When I was first asked to “write my story” for the HCF women’s blog, I hesitated. I mentioned it to my husband and he replied, “Have you?” Uh no, my first thought was fear. Fear of being vulnerable, of being a not-so-good writer, of what others think…..I was then reminded in a gentle voice, “I did not give you a spirit of fear but of courage.” Well then, here I go.
I have always been one that had put a “mask on.” I have lived with so many of those that I couldn’t remember who the real Kerstin was. I hid in shame from many different things, such as things done to me as a child. Other things were poor choices I made as I went into my teen years and then as an adult. I hid anger toward others by hurting myself, hid so many emotions and feelings; I didn’t know where one started and another ended. Masks don’t allow a person to grow, love, feel, share—they only allow you to “exist.”
I “knew” God existed, but I placed Him in the area of the “punisher/doesn’t care” category in my life. As an adult, I went to church, and was involved in church activities…all the while pretending with my mask of “goodness.” And then about 8 years ago my life started to come together in the right direction.
I married the man I have always known in my heart. We didn’t listen to God and our hearts 35 years ago, and in those years we existed without each other. During these last 8 years, we have come to know the Lord together, and are building our relationship in love, respect and truth through our commitment to the Lord.
During our wedding ceremony, we had a rope placed around our hands and took our vows, showing that Christ is the tie that binds us. Our hearts are now one with Christ. I have finally let those masks fall, realizing that with Christ I don’t have to fear what others will think, or of being vulnerable. I was able to share those secrets about my masks with my husband—some that I have lived with since childhood—and I did it without shame, fear or guilt. I felt such deep love and respect from him when I did it, and felt peace and a release of a very heavy burden.

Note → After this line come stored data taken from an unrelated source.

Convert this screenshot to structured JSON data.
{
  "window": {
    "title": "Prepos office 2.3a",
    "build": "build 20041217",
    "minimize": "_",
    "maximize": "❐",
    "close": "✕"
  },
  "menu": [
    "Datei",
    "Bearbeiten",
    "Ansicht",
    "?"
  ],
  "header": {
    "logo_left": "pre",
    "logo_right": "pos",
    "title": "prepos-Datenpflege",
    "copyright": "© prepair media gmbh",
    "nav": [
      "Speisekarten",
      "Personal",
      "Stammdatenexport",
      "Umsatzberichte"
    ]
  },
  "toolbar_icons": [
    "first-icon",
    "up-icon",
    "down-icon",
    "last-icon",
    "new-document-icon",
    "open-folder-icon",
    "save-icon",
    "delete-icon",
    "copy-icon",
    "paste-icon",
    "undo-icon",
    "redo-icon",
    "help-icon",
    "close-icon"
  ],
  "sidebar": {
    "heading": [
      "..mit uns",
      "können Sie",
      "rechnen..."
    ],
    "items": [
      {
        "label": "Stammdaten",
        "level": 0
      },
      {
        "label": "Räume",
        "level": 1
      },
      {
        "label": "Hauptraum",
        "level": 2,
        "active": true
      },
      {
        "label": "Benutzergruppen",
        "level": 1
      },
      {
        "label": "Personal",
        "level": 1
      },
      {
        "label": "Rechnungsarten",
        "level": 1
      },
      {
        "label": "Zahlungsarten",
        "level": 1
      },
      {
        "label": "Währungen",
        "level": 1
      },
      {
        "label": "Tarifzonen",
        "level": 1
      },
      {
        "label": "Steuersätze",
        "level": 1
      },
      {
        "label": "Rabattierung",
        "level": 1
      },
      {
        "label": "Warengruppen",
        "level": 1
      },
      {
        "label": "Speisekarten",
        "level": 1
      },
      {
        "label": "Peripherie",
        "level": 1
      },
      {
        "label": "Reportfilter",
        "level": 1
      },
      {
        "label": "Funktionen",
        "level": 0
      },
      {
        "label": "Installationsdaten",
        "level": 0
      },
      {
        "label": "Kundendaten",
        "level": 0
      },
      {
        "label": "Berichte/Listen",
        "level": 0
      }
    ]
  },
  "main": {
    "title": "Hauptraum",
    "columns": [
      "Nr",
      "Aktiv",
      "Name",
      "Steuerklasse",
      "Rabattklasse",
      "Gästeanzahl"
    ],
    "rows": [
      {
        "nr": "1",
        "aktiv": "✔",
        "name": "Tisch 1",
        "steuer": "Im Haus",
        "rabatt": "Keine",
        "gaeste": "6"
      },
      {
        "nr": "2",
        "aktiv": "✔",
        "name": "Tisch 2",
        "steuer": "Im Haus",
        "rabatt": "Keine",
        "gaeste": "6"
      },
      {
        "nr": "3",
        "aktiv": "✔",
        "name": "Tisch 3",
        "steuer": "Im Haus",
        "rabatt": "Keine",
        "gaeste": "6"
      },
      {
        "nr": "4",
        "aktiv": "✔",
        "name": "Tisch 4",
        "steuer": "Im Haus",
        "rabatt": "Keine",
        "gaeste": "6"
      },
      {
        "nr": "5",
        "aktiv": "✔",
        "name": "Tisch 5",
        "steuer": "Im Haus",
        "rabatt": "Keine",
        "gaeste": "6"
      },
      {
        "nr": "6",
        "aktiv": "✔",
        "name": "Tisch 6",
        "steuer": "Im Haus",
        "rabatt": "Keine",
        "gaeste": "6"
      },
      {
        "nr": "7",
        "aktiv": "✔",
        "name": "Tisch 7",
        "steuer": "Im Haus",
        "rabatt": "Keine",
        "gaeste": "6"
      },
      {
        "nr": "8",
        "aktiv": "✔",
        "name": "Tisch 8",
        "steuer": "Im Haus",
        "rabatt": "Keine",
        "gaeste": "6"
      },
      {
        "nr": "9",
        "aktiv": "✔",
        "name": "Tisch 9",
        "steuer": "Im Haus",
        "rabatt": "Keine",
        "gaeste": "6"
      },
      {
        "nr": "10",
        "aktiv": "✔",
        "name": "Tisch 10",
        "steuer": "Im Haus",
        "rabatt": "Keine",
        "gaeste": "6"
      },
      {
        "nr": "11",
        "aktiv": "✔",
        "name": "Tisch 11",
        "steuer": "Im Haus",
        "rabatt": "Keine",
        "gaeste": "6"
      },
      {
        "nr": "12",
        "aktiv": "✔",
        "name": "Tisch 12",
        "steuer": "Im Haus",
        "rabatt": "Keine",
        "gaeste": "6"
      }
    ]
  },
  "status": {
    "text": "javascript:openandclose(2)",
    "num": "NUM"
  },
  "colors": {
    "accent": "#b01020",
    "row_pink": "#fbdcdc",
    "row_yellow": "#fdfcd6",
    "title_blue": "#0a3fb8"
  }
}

I finally felt the peace and love of God.
My husband has been my biggest supporter of who I am—a woman, friend, mother, spouse and grandma who loves fully and deeply, who cries at commercials on TV, who is a playful, joyful free spirit dancing to the songs on the radio, and best of all a child of a loving God. I do this without being a “slave to fear” as the song “No Longer Slaves” reminds me.
What “masks” do you put on? Would you let them fall today and surrender them to Jesus?